Schooled in the art of the supply chain


27 Nov 2003

IBM claims it stripped US$5.6bn in cost from its global business in 2002 and expects to do the same this year thanks to a complete overhaul of its supply chain management (SCM) system. Not surprising then that SCM has been selected as one of the key areas to receive funding under IBM’s Shared University Research (SUR) programme, two Irish winners of which were announced this morning.

In the past year, IBM has funded three leading US universities to set up laboratories for the study of complex supply chain systems. A fourth has now been added to their number: the Smurfit School of Business at University College Dublin (UCD). Due to open in early 2004, this lab will work with those at Penn State University, the Arizona State University and Michigan State University to simulate the workings of a complex supply chain. IBM and the four universities will also work together to identify the skills needed for the supply chain of the future as demand grows for skilled professionals in this area. The four colleges will be linked via a high-powered computer network or grid for cross-university team working and knowledge transfer. IBM is providing the software, server and storage technology and consultancy services needed to build the facilities. At UCD, the core piece of equipment is a high-performance IBM P Series computer to be supplied as part of IBM’s overall funding of approximately €300k.

A second project has also secured funding under the programme. IBM is providing a Linux cluster (a batch of networked servers controlled by the Linux operating system) worth €100k to Professor Jim Sexton of the Trinity Centre for High-Performance Computing (TCHPC). The technology will support a joint research project with IBM called the Linux Open Source in Grid Computing Network. The TCHPC will work with seven other leading European universities on the project. According to Sexton, the funding will take his research into grid computing to a new level: “One of the challenges we face is to deliver computing to an individual researcher in a much more transparent way than before.

With grid computing you can actually be sitting on your desktop and without realising it be using computers in another country. The reward is very important to us because we will have access to some of IBM’s newest grid computing technology as a result.”

The two projects are among 50 to 60 worldwide that will have been funded this year under IBM’s multimillion-euro SUR programme. The programme has two aspects: as well as lending the weight of its technology to a project, IBM also makes senior technologists available to work with university researchers to share knowledge and data relating to a specific project. With the two projects announced today, it is also envisaged that there would be bi-annual meetings between the company and the university research teams to discuss the projects’ progress. “It’s very important that there is a follow through; it’s not just about making an equipment grant,” stresses James Flynn, head of education liaison for IBM Ireland, who added that if the projects make sound progress, IBM may be prepared to supplement its initial funding with further support.

“The programme is all about building relationships of mutual value with the university sector,” he explains. “We’re trying to develop collaborative research programmes in areas of interest to both IBM and the universities.”

Obviously IBM hopes to get a payback from both projects in the form of knowledge that it can profitably apply to the areas of supply chain management and Linux, but the benefits of the project run in both directions, argued Michael Daly, IBM Ireland general manager. “There is exceptional talent in our universities and the decision to make the €400k investment through the SUR programme is testimony to that.
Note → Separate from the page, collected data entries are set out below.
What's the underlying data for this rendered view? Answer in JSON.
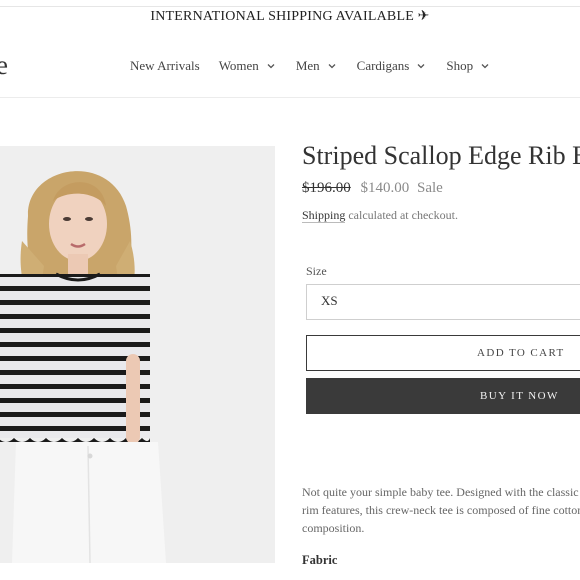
{
  "announcement": {
    "text": "INTERNATIONAL SHIPPING AVAILABLE ✈"
  },
  "logo": {
    "text": "e"
  },
  "nav": {
    "items": [
      {
        "label": "New Arrivals",
        "has_dropdown": false
      },
      {
        "label": "Women",
        "has_dropdown": true
      },
      {
        "label": "Men",
        "has_dropdown": true
      },
      {
        "label": "Cardigans",
        "has_dropdown": true
      },
      {
        "label": "Shop",
        "has_dropdown": true
      }
    ]
  },
  "product": {
    "title": "Striped Scallop Edge Rib B",
    "price_original": "$196.00",
    "price_sale": "$140.00",
    "sale_label": "Sale",
    "shipping_link": "Shipping",
    "shipping_text": " calculated at checkout.",
    "size_label": "Size",
    "size_value": "XS",
    "add_to_cart": "ADD TO CART",
    "buy_now": "BUY IT NOW",
    "description_lines": [
      "Not quite your simple baby tee. Designed with the classic",
      "rim features, this crew-neck tee is composed of fine cotton",
      "composition."
    ],
    "fabric_heading": "Fabric"
  },
  "colors": {
    "accent": "#3a3a3a",
    "muted": "#8a8a8a",
    "border": "#cfcfcf"
  }
}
The programme will not only fund research and development but will enable students and researchers to work with other top-class universities across the world.”

Many of the areas that have received SUR funding to date have been about grappling with heavyweight technical challenges such as grid computing, autonomic computing and deep computing, albeit in the context of wider business applicability to IBM. The inclusion of SCM as a research area is unusual in that its focus is on a mainstream business process itself. Fernand Sanchez, vice-president of technology campus, IBM EMEA, explains why the supply chain is suddenly on IBM’s radar.

“In the past two years, we have regrouped all of our supply chain activities into a single organisation called the IBM Integrated Supply Chain. The goal for us is to make it as efficient as possible in terms of being able to respond to customer requirements and obviously being able to optimise IBM assets and funds, and so be cost-competitive. The two areas that we want to focus on to drive transformation are people, their skills and capabilities, and tools. By forging an association with leading universities we believe that it will help them and will also help us achieve that goal,” he says. Despite the billions that IBM has already saved through remodelling its supply chain, Sanchez believed there are still “tremendous savings” to be made in the area both by IBM and by the computer industry in general.

Dr Brian Fynes of the Department of Business Administration within the Smurfit School of Business, who is head of the SCM research team, agrees. “It’s no longer companies that compete; it’s supply chains that compete. That’s the way industry works now.”

He adds that the IBM funding would give his research an international dimension through the link with the three US universities and also allow his team to simulate and model a variety of supply chain processes. “Some of this modelling needs significant computing power which we wouldn’t have been able to do without the IBM computer grid,” he notes.

The partnership with IBM is of mutual benefit, he concludes: “I see it in terms of inter-organisation learning: we can learn from them and they can learn from us.”